オープン戦では打率2割8分9厘、1本塁打。三振の多さ(14)は気になったが、まずまずの成績を残し、開幕スタメンを勝ち取った。

鮮烈なデビューだった。

横浜スタジアムでの開幕戦。ブランコを六番に追いやり、五番・右翼で出場すると、2点ビハインドの4回。ランナーを二人置いて来日2打席目が回ってきた。
山本省吾の投じたボールを捉えると、打球はレフトスタンドへ一直線。来日初本塁打は逆転3ランとなった。

CBCテレビ:画像『写真AC』神宮球場

デビューこそ華々しかったものの、日本の野球への適応には苦しんだ。選球眼が悪く、四球はわずか9。238打数で三振は81を数え、打率が1割台を抜け出すことはなかった。
だが、飛ばす力は本物だった。マツダスタジアムでは左翼席を越えて場外へ、横浜スタジアムでは最上段へ、特大弾を飛ばした。神宮球場では、バットを折りながらフェンスを直撃する二塁打を放った。

館山キラー

グスマンを語る上で、ヤクルト・館山昌平との対戦は外せない。

中日にとって館山は天敵。前年までの3年間で3勝11敗と苦しめられていた。
その館山に対して、グスマンは11打数8安打。打率7割2分7厘という、驚異的な数字を残した。

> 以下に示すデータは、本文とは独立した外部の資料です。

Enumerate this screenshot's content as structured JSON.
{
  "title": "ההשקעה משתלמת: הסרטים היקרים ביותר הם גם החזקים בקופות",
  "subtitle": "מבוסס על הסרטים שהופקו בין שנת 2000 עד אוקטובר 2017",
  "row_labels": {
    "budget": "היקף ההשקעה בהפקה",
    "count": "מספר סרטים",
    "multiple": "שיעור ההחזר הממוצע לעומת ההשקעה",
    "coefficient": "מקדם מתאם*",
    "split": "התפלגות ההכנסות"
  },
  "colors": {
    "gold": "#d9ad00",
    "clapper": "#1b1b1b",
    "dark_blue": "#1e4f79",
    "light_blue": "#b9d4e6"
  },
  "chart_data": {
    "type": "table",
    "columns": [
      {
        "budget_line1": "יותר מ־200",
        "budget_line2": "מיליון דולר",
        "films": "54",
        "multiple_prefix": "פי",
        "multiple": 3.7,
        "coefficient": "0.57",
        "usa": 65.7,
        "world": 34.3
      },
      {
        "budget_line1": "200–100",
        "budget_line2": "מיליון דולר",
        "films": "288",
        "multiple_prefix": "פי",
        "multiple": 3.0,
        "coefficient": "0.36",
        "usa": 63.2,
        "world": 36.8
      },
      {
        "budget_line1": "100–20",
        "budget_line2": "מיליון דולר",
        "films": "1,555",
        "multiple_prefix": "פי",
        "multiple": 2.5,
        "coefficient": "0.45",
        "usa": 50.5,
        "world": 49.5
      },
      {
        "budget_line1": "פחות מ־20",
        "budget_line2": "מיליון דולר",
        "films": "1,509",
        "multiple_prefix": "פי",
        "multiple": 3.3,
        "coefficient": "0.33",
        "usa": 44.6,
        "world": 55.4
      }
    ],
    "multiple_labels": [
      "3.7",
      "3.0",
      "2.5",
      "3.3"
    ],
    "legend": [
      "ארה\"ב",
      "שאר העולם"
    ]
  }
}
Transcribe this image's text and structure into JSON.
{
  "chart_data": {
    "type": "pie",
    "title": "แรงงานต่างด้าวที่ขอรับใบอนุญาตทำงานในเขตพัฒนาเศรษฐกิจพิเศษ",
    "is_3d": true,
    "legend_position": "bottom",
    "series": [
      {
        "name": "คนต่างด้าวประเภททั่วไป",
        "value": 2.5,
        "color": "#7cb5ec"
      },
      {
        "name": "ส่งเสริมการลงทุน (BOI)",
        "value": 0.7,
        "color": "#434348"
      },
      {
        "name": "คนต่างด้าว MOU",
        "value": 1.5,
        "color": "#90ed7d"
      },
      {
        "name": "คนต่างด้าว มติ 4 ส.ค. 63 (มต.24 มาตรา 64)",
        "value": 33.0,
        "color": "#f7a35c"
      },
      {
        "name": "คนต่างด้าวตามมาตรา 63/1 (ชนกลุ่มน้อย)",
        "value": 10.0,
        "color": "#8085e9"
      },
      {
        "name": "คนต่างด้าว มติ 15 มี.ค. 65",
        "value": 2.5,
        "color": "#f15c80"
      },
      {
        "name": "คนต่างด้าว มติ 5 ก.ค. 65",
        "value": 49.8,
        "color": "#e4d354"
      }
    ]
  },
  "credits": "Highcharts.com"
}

初対決となった4月21日は3打数2安打、5月5日には3打数3安打、8月4日には4打数3安打。この相性のよさを買われて、天王山の10月11日にもスタメン出場。この試合はヒットこそなかったものの、四球を1つ選んだ。

この年、中日は館山に対して4勝1敗と、天敵を攻略。ヤクルトとの熾烈な優勝争いを制し、連覇を果たした。

翌年は館山に・・・

共に1年でチームを去ったが、カラスコはもとより、グスマンに関してはもう少し様子を見てよかった気もする。
守備は比較的安定しており、26歳いう年齢に身長196センチという恵まれた体格は、大化けする可能性があったかもしれない。

そしてなにより、グスマンの去った翌2012年、中日は館山に2勝4敗(CSでも1敗)と再び負け越した。「館山キラー」として置いておくことは・・・さすがに厳しかったか。